Over 1,500 confirmed cases of cholera had been recorded in Borno, Yobe, and Adamawa in Northeast Nigeria between January and September, according to data from the Nigeria Centre for Disease Control (NCDC).
Cholera, a water-borne infection resulting from poor hygiene and acute diarrhoea, has been a recurring health problem in the region. It is also prevalent during the rainy season.
An earlier report from the United Nations Office for the Coordination of Humanitarian Affairs had revealed that “Some 17 local government areas (LGAs) across the three states are reporting cases that are largely attributed to the widespread contamination of water sources by flooding as the rainy season enters its peak.”
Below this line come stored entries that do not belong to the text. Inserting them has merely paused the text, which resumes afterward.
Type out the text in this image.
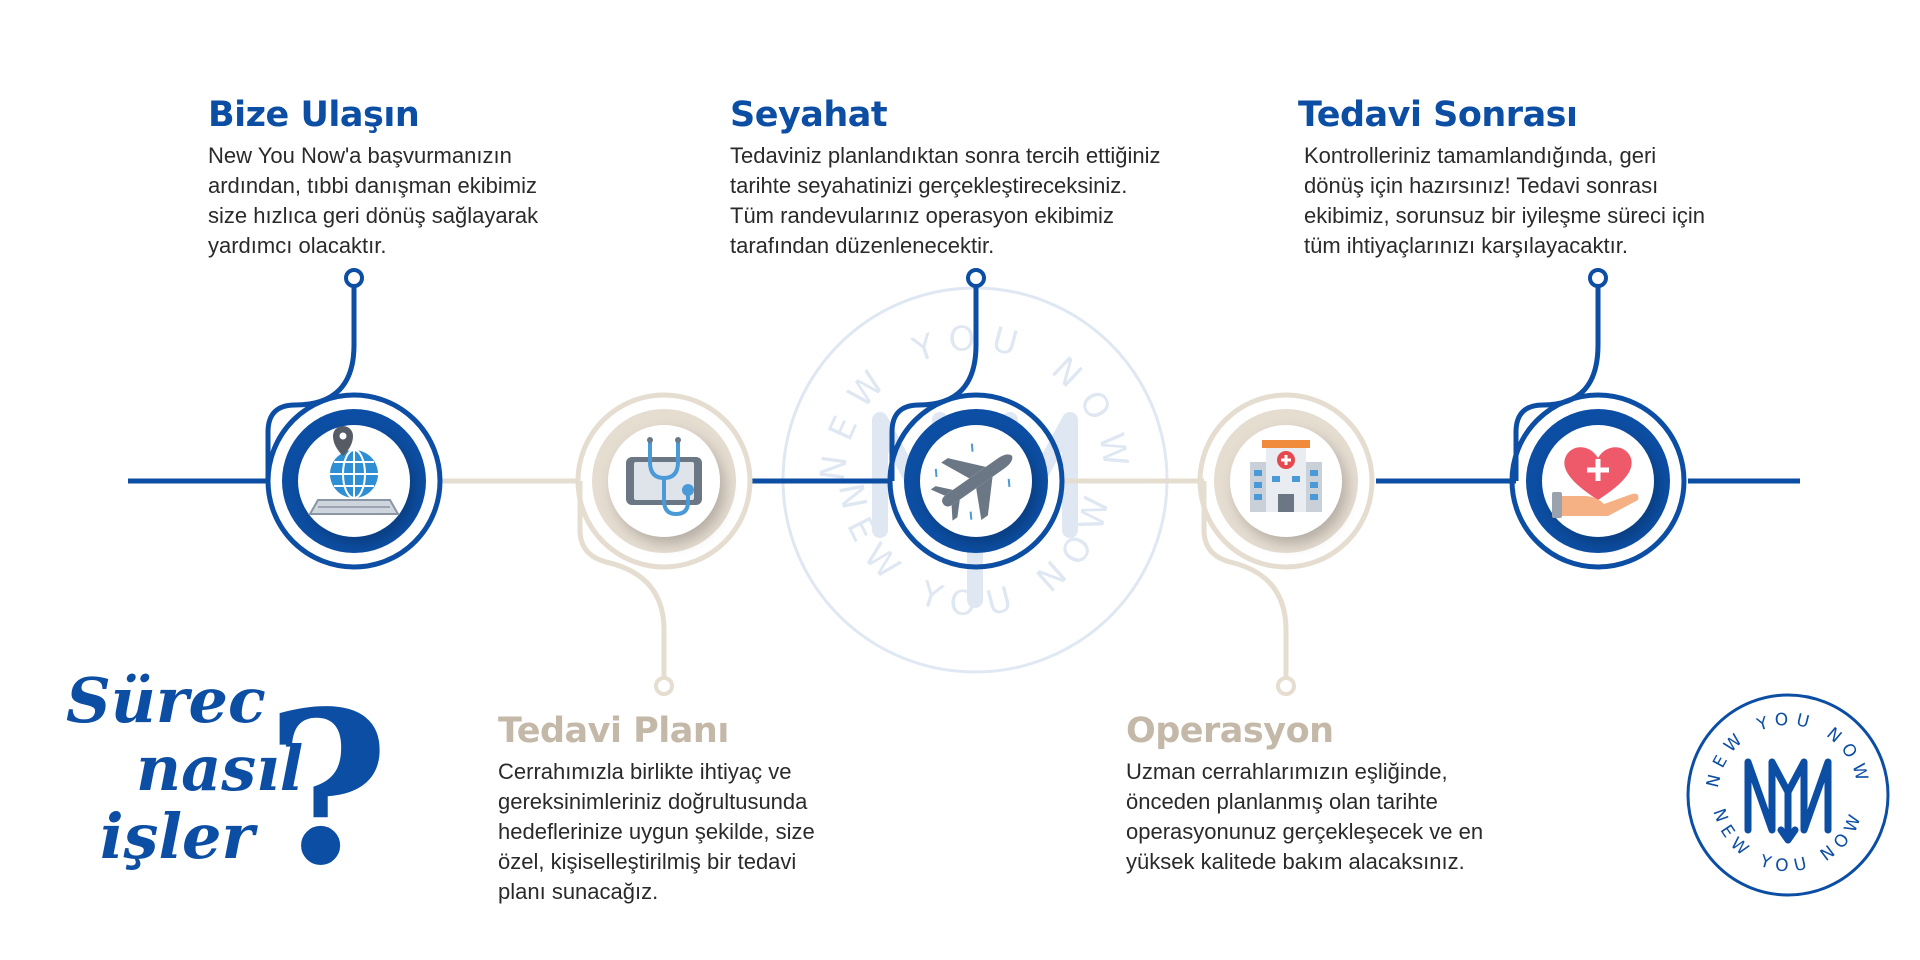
NEW YOU NOW
NEW YOU NOW
Sürec
nasıl
işler ?	NEW YOU NOW
NEW YOU NOW
Bize Ulaşın

New You Now'a başvurmanızın
ardından, tıbbi danışman ekibimiz
size hızlıca geri dönüş sağlayarak
yardımcı olacaktır.

Seyahat

Tedaviniz planlandıktan sonra tercih ettiğiniz
tarihte seyahatinizi gerçekleştireceksiniz.
Tüm randevularınız operasyon ekibimiz
tarafından düzenlenecektir.

Tedavi Sonrası

Kontrolleriniz tamamlandığında, geri
dönüş için hazırsınız! Tedavi sonrası
ekibimiz, sorunsuz bir iyileşme süreci için
tüm ihtiyaçlarınızı karşılayacaktır.

Tedavi Planı

Cerrahımızla birlikte ihtiyaç ve
gereksinimleriniz doğrultusunda
hedeflerinize uygun şekilde, size
özel, kişiselleştirilmiş bir tedavi
planı sunacağız.

Operasyon

Uzman cerrahlarımızın eşliğinde,
önceden planlanmış olan tarihte
operasyonunuz gerçekleşecek ve en
yüksek kalitede bakım alacaksınız.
Cholera outbreaks in IDP camps also occur due to overcrowding, open defecation, poor WASH hygiene practices, and a lack of access to safe drinking water. Several cholera cases and deaths were recently recorded in an internally displaced person camp in Bama, central Borno and a camp for persons associated with Boko Haram in Maiduguri, the Borno state capital.
Since the beginning of the year, 918 cases have been confirmed in Yobe state, with 33 deaths recorded. Also, 679 confirmed cases have been recorded in Borno with 25 deaths, and 161 cases in Adamawa with one death.
According to a report issued by the Adamawa state ministry of health, there have been no recent cases or deaths within the last two weeks.
In Borno, the state government has established a committee to manage the disease outbreak within the affected communities and camps. A letter seen by HumAngle shows that authorities has been struggling to control the spread of diarrhoea and cholera.